Income-Sensitive Repayment may also be appealing to borrowers who want short-term relief while maintaining a 10-year deadline for paying off their loans. Other income-driven plans extend your loan terms to 20 or 25 years; while that offers you smaller monthly payments, you’ll have to deal with payments for many more years and pay more in interest over time.
Remember, you’ll have to start paying your loans off more aggressively after five years with Income-Sensitive Repayment (unless you opt for an IDR plan at that juncture). However, this plan could help borrowers who need relief now but expect their income to rise in the future.
The drawbacks
Income-Sensitive Repayment may not be so useful for borrowers who need long-term relief. If you need a longer repayment term, research income-driven plans and determine how to qualify for them. If you have FFEL loans, you’ll likely need to take on Direct Loan Consolidation before being eligible for IDR.

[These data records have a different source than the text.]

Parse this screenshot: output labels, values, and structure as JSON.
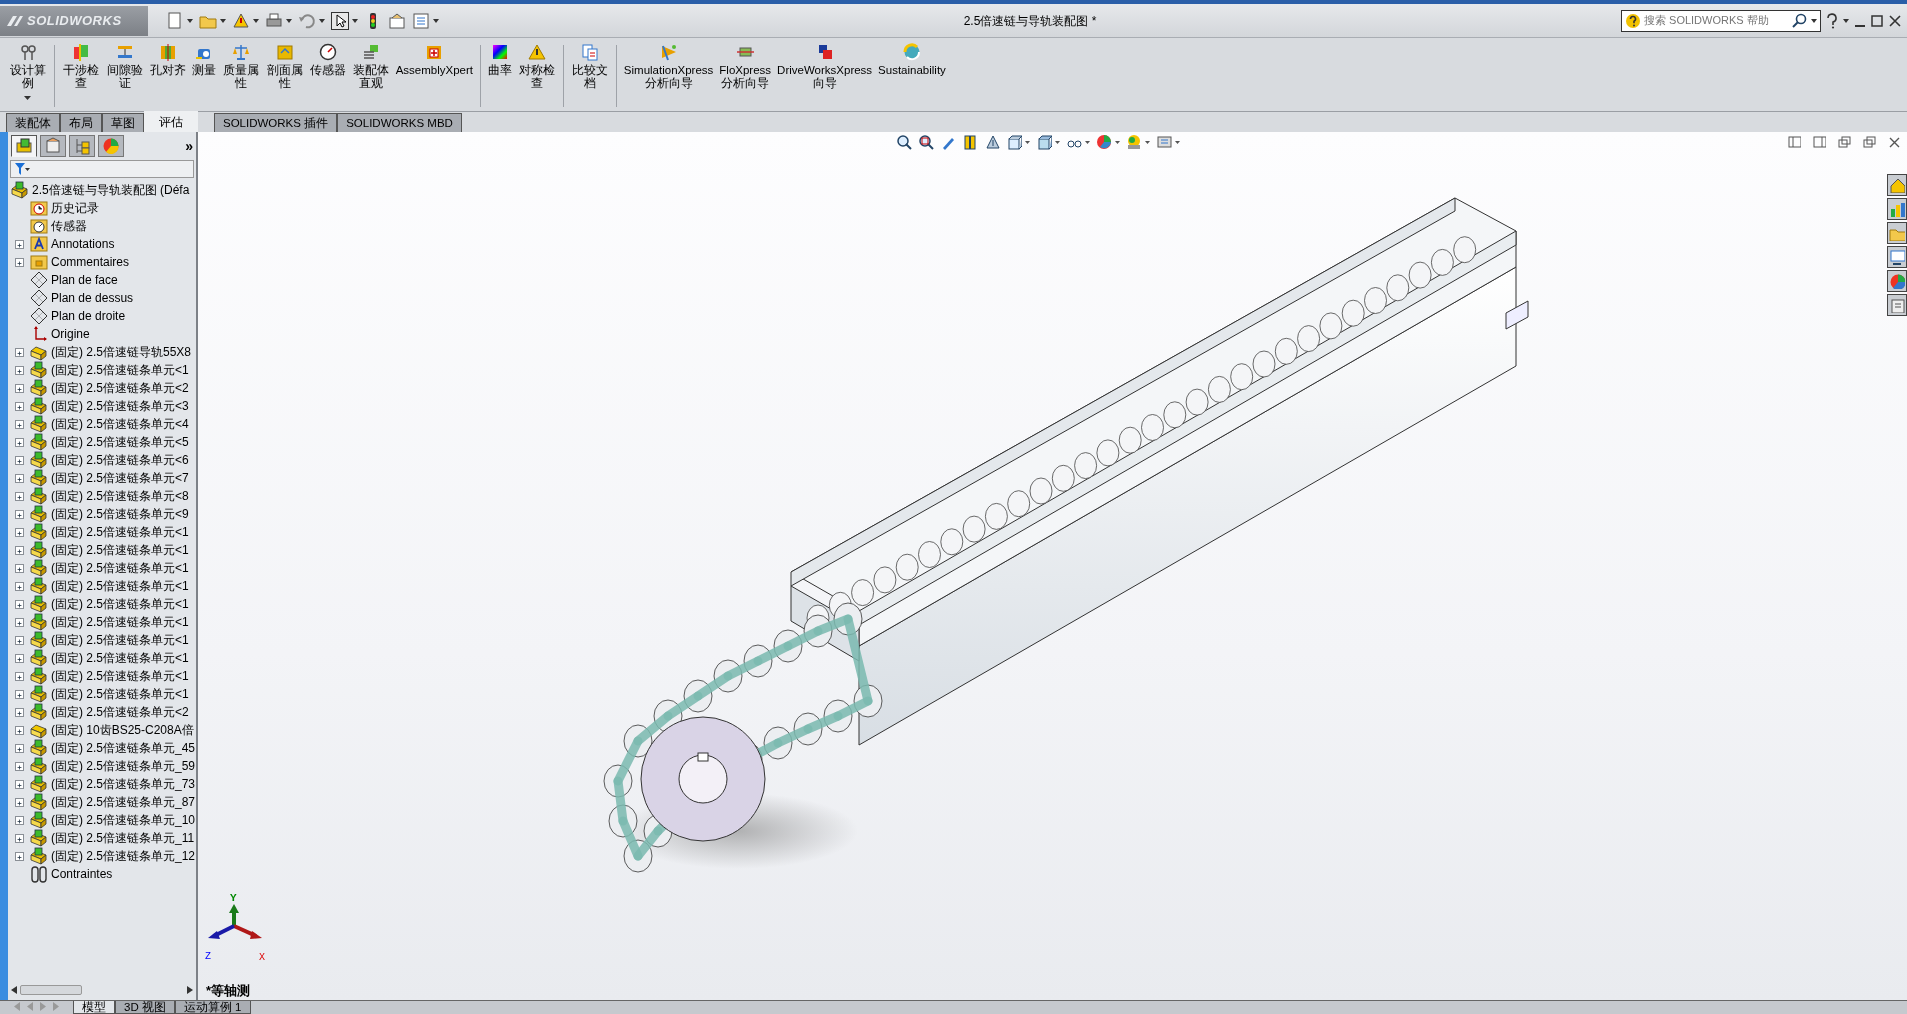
{
  "window": {
    "logo": "SOLIDWORKS",
    "title": "2.5倍速链与导轨装配图 *"
  },
  "search": {
    "placeholder": "搜索 SOLIDWORKS 帮助"
  },
  "ribbon_groups": [
    [
      {
        "label": "设计算例",
        "dropdown": true
      }
    ],
    [
      {
        "label": "干涉检查"
      },
      {
        "label": "间隙验证"
      },
      {
        "label": "孔对齐"
      },
      {
        "label": "测量"
      },
      {
        "label": "质量属性"
      },
      {
        "label": "剖面属性"
      },
      {
        "label": "传感器"
      },
      {
        "label": "装配体直观"
      },
      {
        "label": "AssemblyXpert"
      }
    ],
    [
      {
        "label": "曲率"
      },
      {
        "label": "对称检查"
      }
    ],
    [
      {
        "label": "比较文档"
      }
    ],
    [
      {
        "label": "SimulationXpress\n分析向导"
      },
      {
        "label": "FloXpress\n分析向导"
      },
      {
        "label": "DriveWorksXpress\n向导"
      },
      {
        "label": "Sustainability"
      }
    ]
  ],
  "command_tabs": [
    {
      "label": "装配体",
      "selected": false
    },
    {
      "label": "布局",
      "selected": false
    },
    {
      "label": "草图",
      "selected": false
    },
    {
      "label": "评估",
      "selected": true
    },
    {
      "label": "SOLIDWORKS 插件",
      "selected": false
    },
    {
      "label": "SOLIDWORKS MBD",
      "selected": false
    }
  ],
  "panel_tabs": [
    {
      "selected": true
    },
    {
      "selected": false
    },
    {
      "selected": false
    },
    {
      "selected": false
    }
  ],
  "panel_expand": "»",
  "tree": {
    "label": "2.5倍速链与导轨装配图  (Défa",
    "kind": "assembly",
    "children": [
      {
        "label": "历史记录",
        "kind": "history",
        "collapsed": false
      },
      {
        "label": "传感器",
        "kind": "sensor",
        "collapsed": false
      },
      {
        "label": "Annotations",
        "kind": "annotations",
        "collapsed": true
      },
      {
        "label": "Commentaires",
        "kind": "folder",
        "collapsed": true
      },
      {
        "label": "Plan de face",
        "kind": "plane",
        "collapsed": false
      },
      {
        "label": "Plan de dessus",
        "kind": "plane",
        "collapsed": false
      },
      {
        "label": "Plan de droite",
        "kind": "plane",
        "collapsed": false
      },
      {
        "label": "Origine",
        "kind": "origin",
        "collapsed": false
      },
      {
        "label": "(固定) 2.5倍速链导轨55X8",
        "kind": "part",
        "collapsed": true
      },
      {
        "label": "(固定) 2.5倍速链条单元<1",
        "kind": "assembly",
        "collapsed": true
      },
      {
        "label": "(固定) 2.5倍速链条单元<2",
        "kind": "assembly",
        "collapsed": true
      },
      {
        "label": "(固定) 2.5倍速链条单元<3",
        "kind": "assembly",
        "collapsed": true
      },
      {
        "label": "(固定) 2.5倍速链条单元<4",
        "kind": "assembly",
        "collapsed": true
      },
      {
        "label": "(固定) 2.5倍速链条单元<5",
        "kind": "assembly",
        "collapsed": true
      },
      {
        "label": "(固定) 2.5倍速链条单元<6",
        "kind": "assembly",
        "collapsed": true
      },
      {
        "label": "(固定) 2.5倍速链条单元<7",
        "kind": "assembly",
        "collapsed": true
      },
      {
        "label": "(固定) 2.5倍速链条单元<8",
        "kind": "assembly",
        "collapsed": true
      },
      {
        "label": "(固定) 2.5倍速链条单元<9",
        "kind": "assembly",
        "collapsed": true
      },
      {
        "label": "(固定) 2.5倍速链条单元<1",
        "kind": "assembly",
        "collapsed": true
      },
      {
        "label": "(固定) 2.5倍速链条单元<1",
        "kind": "assembly",
        "collapsed": true
      },
      {
        "label": "(固定) 2.5倍速链条单元<1",
        "kind": "assembly",
        "collapsed": true
      },
      {
        "label": "(固定) 2.5倍速链条单元<1",
        "kind": "assembly",
        "collapsed": true
      },
      {
        "label": "(固定) 2.5倍速链条单元<1",
        "kind": "assembly",
        "collapsed": true
      },
      {
        "label": "(固定) 2.5倍速链条单元<1",
        "kind": "assembly",
        "collapsed": true
      },
      {
        "label": "(固定) 2.5倍速链条单元<1",
        "kind": "assembly",
        "collapsed": true
      },
      {
        "label": "(固定) 2.5倍速链条单元<1",
        "kind": "assembly",
        "collapsed": true
      },
      {
        "label": "(固定) 2.5倍速链条单元<1",
        "kind": "assembly",
        "collapsed": true
      },
      {
        "label": "(固定) 2.5倍速链条单元<1",
        "kind": "assembly",
        "collapsed": true
      },
      {
        "label": "(固定) 2.5倍速链条单元<2",
        "kind": "assembly",
        "collapsed": true
      },
      {
        "label": "(固定) 10齿BS25-C208A倍",
        "kind": "part",
        "collapsed": true
      },
      {
        "label": "(固定) 2.5倍速链条单元_45",
        "kind": "assembly",
        "collapsed": true
      },
      {
        "label": "(固定) 2.5倍速链条单元_59",
        "kind": "assembly",
        "collapsed": true
      },
      {
        "label": "(固定) 2.5倍速链条单元_73",
        "kind": "assembly",
        "collapsed": true
      },
      {
        "label": "(固定) 2.5倍速链条单元_87",
        "kind": "assembly",
        "collapsed": true
      },
      {
        "label": "(固定) 2.5倍速链条单元_10",
        "kind": "assembly",
        "collapsed": true
      },
      {
        "label": "(固定) 2.5倍速链条单元_11",
        "kind": "assembly",
        "collapsed": true
      },
      {
        "label": "(固定) 2.5倍速链条单元_12",
        "kind": "assembly",
        "collapsed": true
      },
      {
        "label": "Contraintes",
        "kind": "mates",
        "collapsed": false
      }
    ]
  },
  "view_label": "*等轴测",
  "axes": {
    "x": "X",
    "y": "Y",
    "z": "Z"
  },
  "bottom_tabs": [
    {
      "label": "模型",
      "selected": true
    },
    {
      "label": "3D 视图",
      "selected": false
    },
    {
      "label": "运动算例 1",
      "selected": false
    }
  ]
}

The Income-Sensitive Repayment plan also doesn’t offer loan forgiveness. Other income-driven plans may forgive your remaining balance after 20 or 25 years of repayment.
Another downside of Income-Sensitive Repayment is that it can cause interest to build up. If you reduce your payments, you could end up paying more interest on your FFEL loans overall.
Finally, the full details of the Income-Sensitive Repayment plan may vary somewhat from lender to lender. You’ll have to work with your loan servicer to learn the exact terms of your plan.
Which other repayment options should you consider?
As mentioned earlier, other income-driven plans are more common than Income-Sensitive Repayment. There are four income-driven plans you may qualify for:
- Revised Pay As You Earn Repayment (REPAYE) Plan
- Pay As You Earn Repayment (PAYE) Plan
- Income-based repayment (IBR) Plan
- Income-contingent repayment (ICR) Plan
To be eligible for most of these plans, you would need to consolidate your FFEL loans by taking out a Direct Consolidation Loan.
These plans lower your monthly student loan payment but they also add years to your repayment. On these plans, you could be in student debt for 20 to 25 years.
Should you get on an Income-Sensitive Repayment plan?
If FFEL loan payments burden you, an Income-Sensitive Repayment plan could help. But make sure you understand that it’s a temporary solution.
Your lender or loan servicer might only allow you to lower your monthly payments for five years. If you still need relief after this time, you’ll need to consolidate your FFEL loans and switch to another income-driven plan.
Assess your situation to figure out the best repayment option for you. If you need long-term relief, you might be better off choosing a different income-driven plan.
But if you can stick to a 10-year repayment plan, consider the Income-Sensitive option. Immediate relief on your student loan payments might be just what you need to get your finances under control and back on track.